In these times men will be held nothing if not controversial; and rival parties will skim the book for shibboleths before they read or throw it by. Assuredly fixed principles and definite teaching are (if ever at one time more than another) of special importance in the present day; and I am not one who think it well to blow both hot and cold at pleasure. Only I would ask, is there absolute need that we be always blowing either? may we not sometimes be permitted simply to breathe? There are occasions on which I find myself compelled to blow one or the other, but I grudge the good breath spent in the exertion, and prefer to return to the normal state of even respiration. A story, told of Archbishop Leighton’s youth, is to the point:—“In a synod he was publicly reprimanded for not ‘preaching up the times.’ ‘Who,’ he asked, ‘does preach up the times?’ It was answered that all the brethren did it. ‘Then,’ he rejoined, ‘if all of you preach up the times, you may surely allow one poor brother to preach up Christ Jesus and eternity.’”
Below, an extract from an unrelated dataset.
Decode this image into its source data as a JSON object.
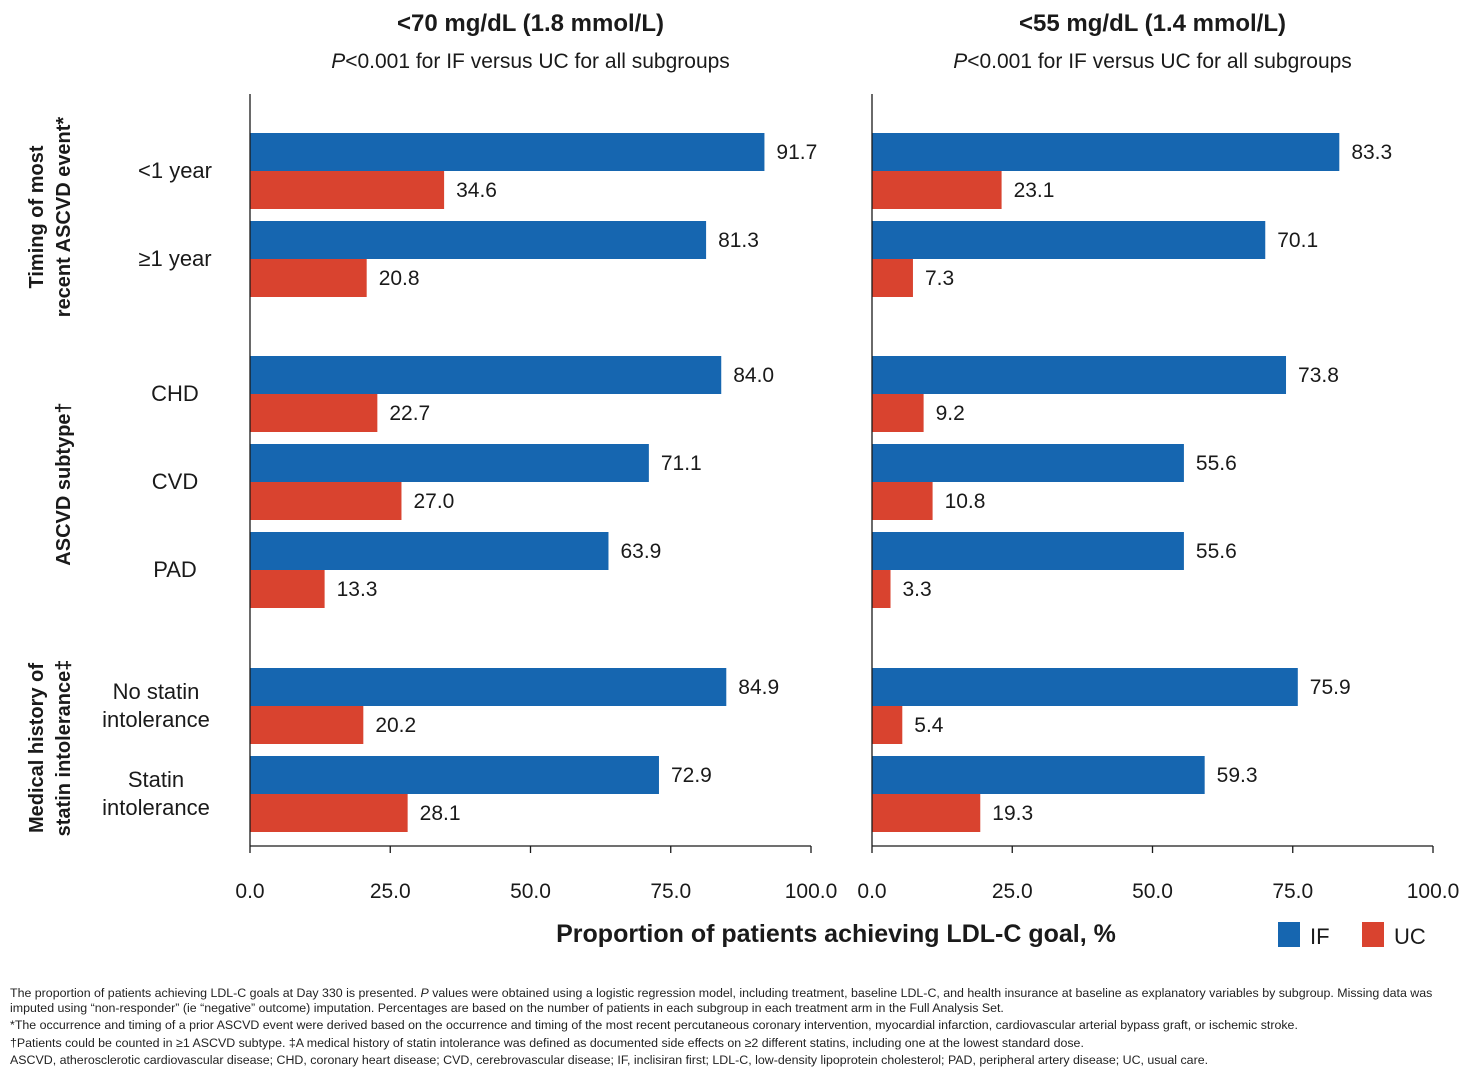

No doubt, we must be militant here on earth, militant against every form of error—old error undisguised, and old error in a new dress; but the more need that we should secure breathing times when we may sheathe the biting sword and lay the heavy armour by. Perhaps many with whom we war, or from whom we stand aloof in suspicion, would be found, when the vizors were raised, to be brothers, and henceforth warriors by our side.

One word as to the title of this book. “The Harvest of a Quiet Eye.” This has always been a favourite line with me, and now I take it to describe my unpretentious volume, though this be rather a handful gleaned than a harvest got in. With some people this gleaning by the way would be contemned, in their single-eyed advance upon some goal; with some it is a thing continual and habitual, this instinctive gathering and half-unconscious storing of hints and touches of wayside beauty—a process so well described in Wordsworth’s verses. To have an eye for the wide pictures and slight studies of Nature; to gather them up, in solitary walks which thus are not lonely; to lay them by, together with the heart’s deeper thoughts, its associations, meditations, and reminiscences;—this is to fashion common things into a beauty which, to the fashioner at least, may be a joy for ever.

“To see the heath-flower withered on the hill,
To listen to the woods’ expiring lay,
To note the red leaf shivering on the spray,
To mark the last bright tints the mountain stain,
On the waste fields to trace the gleaner’s way,
And moralise on mortal joy and pain,”

—this has been with me the secondary occupation of many a walk, solitary or in company. A rosy sunbeam slanting down a bank, and catching the stems of the ferns and the tops of the grasses; a coral twist of briony berries; a daisy in December;—the eye would be caught, and the train of grave or anxious musing intermitted without being broken off, by the ever-allowed claim of Nature’s silent poetry. And often the deeper meaning of such poetry would run parallel with the mind’s thought—sometimes suggest for it a new path.

“Few ears of scattered grain.” Though this be all my harvest, yet if that be grain at all which has been collected, it may have its use. He who with a very little fed a great multitude, has a ministry for even our humble handfuls. At His feet be this laid: may He accept and bless it, and deign to refresh and hearten by its means some few at least of those who, faint and weary, are following Him in the wilderness of this world!